Wizard-of-Oz (WoZ) experiments have long been a cornerstone of human-robot interaction (HRI) research, enabling the study of advanced interaction concepts before the underlying autonomy is technically feasible. In these setups, a hidden human operator—the “wizard”—controls the robot’s speech, gestures, and navigation, while participants believe they are engaging with an autonomous system. This method has been instrumental in probing how people respond to robots capable of nuanced communication, from natural language to expressive nonverbal cues.

Despite its value, the HRI community has lacked a general-purpose, publicly available WoZ tool. Most research groups have built bespoke systems tailored to specific experiments, leading to duplicated effort and high barriers for non-technical researchers. The WoZ4U project addresses this gap with an open-source, configurable interface designed for SoftBank’s Pepper robot, though its architecture is adaptable to other platforms.
Pepper is a humanoid social robot equipped with cameras, microphones, a mobile base, expressive LED eyes, and a chest-mounted tablet. Traditionally, controlling Pepper for WoZ studies required either the NAOqi Python API—powerful but code-intensive—or Choregraphe, a drag-and-drop programming environment ill-suited for rapid, adaptive responses. WoZ4U sidesteps these limitations by offering a browser-based graphical user interface (GUI) backed by a Python Flask server. This architecture is platform-independent, leveraging robot APIs to execute commands and stream sensor data, and can run on any modern operating system.
At the heart of WoZ4U is a YAML configuration file that defines experiment-specific parameters: speech phrases, gestures, tablet content, LED colors, and keyboard shortcuts. By editing this file, researchers can tailor the interface without altering source code, enabling repeatable setups and easy sharing between teams. Complex multimodal actions—such as synchronizing a spoken line with a gesture—can be bound to a single button, reducing the wizard’s cognitive load.
The GUI is divided into eight functional areas. Connection and monitoring tools allow selection of robot IP addresses, access to camera and microphone feeds, and tracking of tablet touch events. Motion controls map keyboard combinations to head, base, and hip movements, with an emergency stop on the Escape key. Autonomy settings manage Pepper’s built-in interactive behaviors, with alerts for conflicting configurations. Tablet controls display predefined images, videos, or web pages, with options for default fallbacks. Speech and audio controls adjust voice parameters and trigger predefined utterances or local audio files. Eye controls set LED colors or trigger limited animations. Gesture controls execute Pepper’s library of expressive motions, all configurable via the YAML file.
The system’s distributed design means the server and GUI can run separately from the robot, conserving onboard resources and allowing multi-screen layouts for different data streams. Standard web technologies (HTML, JavaScript, CSS) make customization straightforward.
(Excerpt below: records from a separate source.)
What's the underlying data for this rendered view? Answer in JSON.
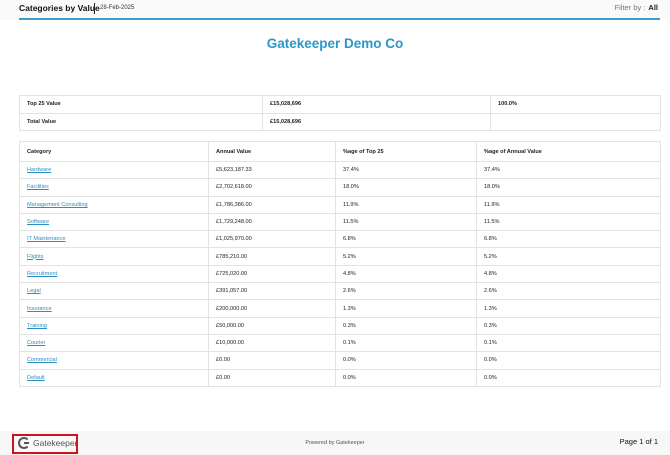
{
  "header": {
    "title": "Categories by Value",
    "date": "28-Feb-2025",
    "filter_label": "Filter by :",
    "filter_value": "All"
  },
  "company": "Gatekeeper Demo Co",
  "summary": {
    "top25": {
      "label": "Top 25 Value",
      "value": "£15,028,696",
      "pct": "100.0%"
    },
    "total": {
      "label": "Total Value",
      "value": "£15,028,696",
      "pct": ""
    }
  },
  "table": {
    "headers": [
      "Category",
      "Annual Value",
      "%age of Top 25",
      "%age of Annual Value"
    ],
    "rows": [
      [
        "Hardware",
        "£5,623,187.33",
        "37.4%",
        "37.4%"
      ],
      [
        "Facilities",
        "£2,702,618.00",
        "18.0%",
        "18.0%"
      ],
      [
        "Management Consulting",
        "£1,786,386.00",
        "11.9%",
        "11.9%"
      ],
      [
        "Software",
        "£1,729,248.00",
        "11.5%",
        "11.5%"
      ],
      [
        "IT Maintenance",
        "£1,025,970.00",
        "6.8%",
        "6.8%"
      ],
      [
        "Flights",
        "£785,210.00",
        "5.2%",
        "5.2%"
      ],
      [
        "Recruitment",
        "£725,020.00",
        "4.8%",
        "4.8%"
      ],
      [
        "Legal",
        "£391,057.00",
        "2.6%",
        "2.6%"
      ],
      [
        "Insurance",
        "£200,000.00",
        "1.3%",
        "1.3%"
      ],
      [
        "Training",
        "£50,000.00",
        "0.3%",
        "0.3%"
      ],
      [
        "Courier",
        "£10,000.00",
        "0.1%",
        "0.1%"
      ],
      [
        "Commercial",
        "£0.00",
        "0.0%",
        "0.0%"
      ],
      [
        "Default",
        "£0.00",
        "0.0%",
        "0.0%"
      ]
    ]
  },
  "footer": {
    "logo_text": "Gatekeeper",
    "powered_by": "Powered by Gatekeeper",
    "page_info": "Page 1 of 1",
    "logo_icon": "g-logo-icon"
  }
}
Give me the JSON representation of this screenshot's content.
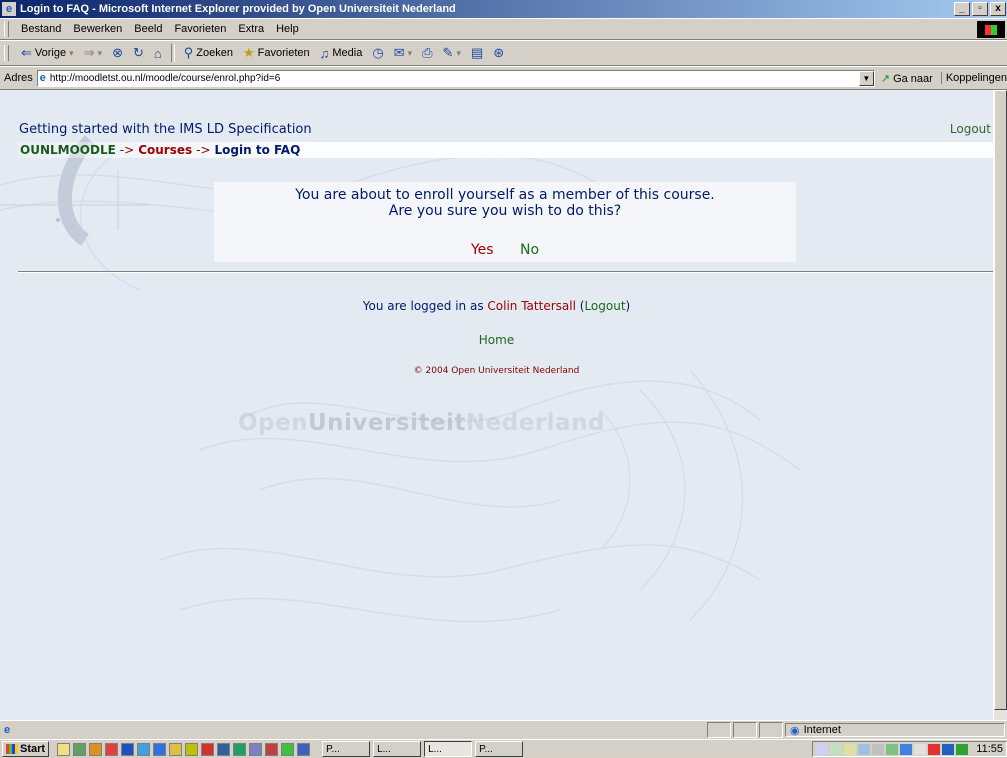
{
  "window": {
    "title": "Login to FAQ - Microsoft Internet Explorer provided by Open Universiteit Nederland",
    "minimize": "_",
    "maximize": "▫",
    "close": "x"
  },
  "menu": [
    "Bestand",
    "Bewerken",
    "Beeld",
    "Favorieten",
    "Extra",
    "Help"
  ],
  "toolbar": {
    "back": "Vorige",
    "search": "Zoeken",
    "favorites": "Favorieten",
    "media": "Media"
  },
  "address": {
    "label": "Adres",
    "url": "http://moodletst.ou.nl/moodle/course/enrol.php?id=6",
    "go": "Ga naar",
    "links": "Koppelingen"
  },
  "page": {
    "course_title": "Getting started with the IMS LD Specification",
    "logout": "Logout",
    "breadcrumb": {
      "home": "OUNLMOODLE",
      "sep": "->",
      "courses": "Courses",
      "current": "Login to FAQ"
    },
    "dialog": {
      "line1": "You are about to enroll yourself as a member of this course.",
      "line2": "Are you sure you wish to do this?",
      "yes": "Yes",
      "no": "No"
    },
    "login_info": {
      "prefix": "You are logged in as",
      "user": "Colin Tattersall",
      "logout": "Logout"
    },
    "home_link": "Home",
    "copyright": "© 2004 Open Universiteit Nederland",
    "watermark": {
      "part1": "Open",
      "part2": "Universiteit",
      "part3": "Nederland"
    }
  },
  "statusbar": {
    "zone": "Internet"
  },
  "taskbar": {
    "start": "Start",
    "tasks": [
      "P...",
      "L...",
      "L...",
      "P..."
    ],
    "clock": "11:55"
  }
}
Researchers can, for example, open camera feeds in one tab, audio controls in another, and arrange them across displays for optimal workflow.
Initial trials involved four users—two with technical backgrounds and two without—controlling Pepper in varied scenarios, including a 25-minute board game interaction and a two-hour human-robot team exercise. Questionnaire feedback indicated that while installation could be more user-friendly, the interface was quickly understood, control was intuitive, and overall usability was rated highly. Users preferred WoZ4U over alternative tools for its flexibility and ease of configuration.
The architecture’s generality suggests potential beyond Pepper. Any robot with a compatible API, including those running the Robot Operating System (ROS), could adopt the same server–browser model. The configuration-driven approach aligns with research on end-user development, empowering non-programmers to design and run complex HRI studies.
WoZ4U also supports post-experiment analysis by recording visual and auditory data from the robot’s perspective. This capability is crucial for reviewing interactions, coding behaviors, and correlating wizard actions with participant responses. By lowering the technical threshold, WoZ4U opens WoZ experimentation to a broader segment of the HRI community, fostering more reproducible and comparable studies.
Available under the MIT license, WoZ4U’s source code and documentation provide a foundation for adaptation to other platforms or integration of additional sensing and perception displays. As the authors note, “The overall usability was rated high (Q8), and WoZ4U was mostly preferred over alternative tools (Q5).” With its combination of flexibility, accessibility, and multimodal control, WoZ4U represents a significant step toward standardizing and streamlining WoZ research in human-robot interaction.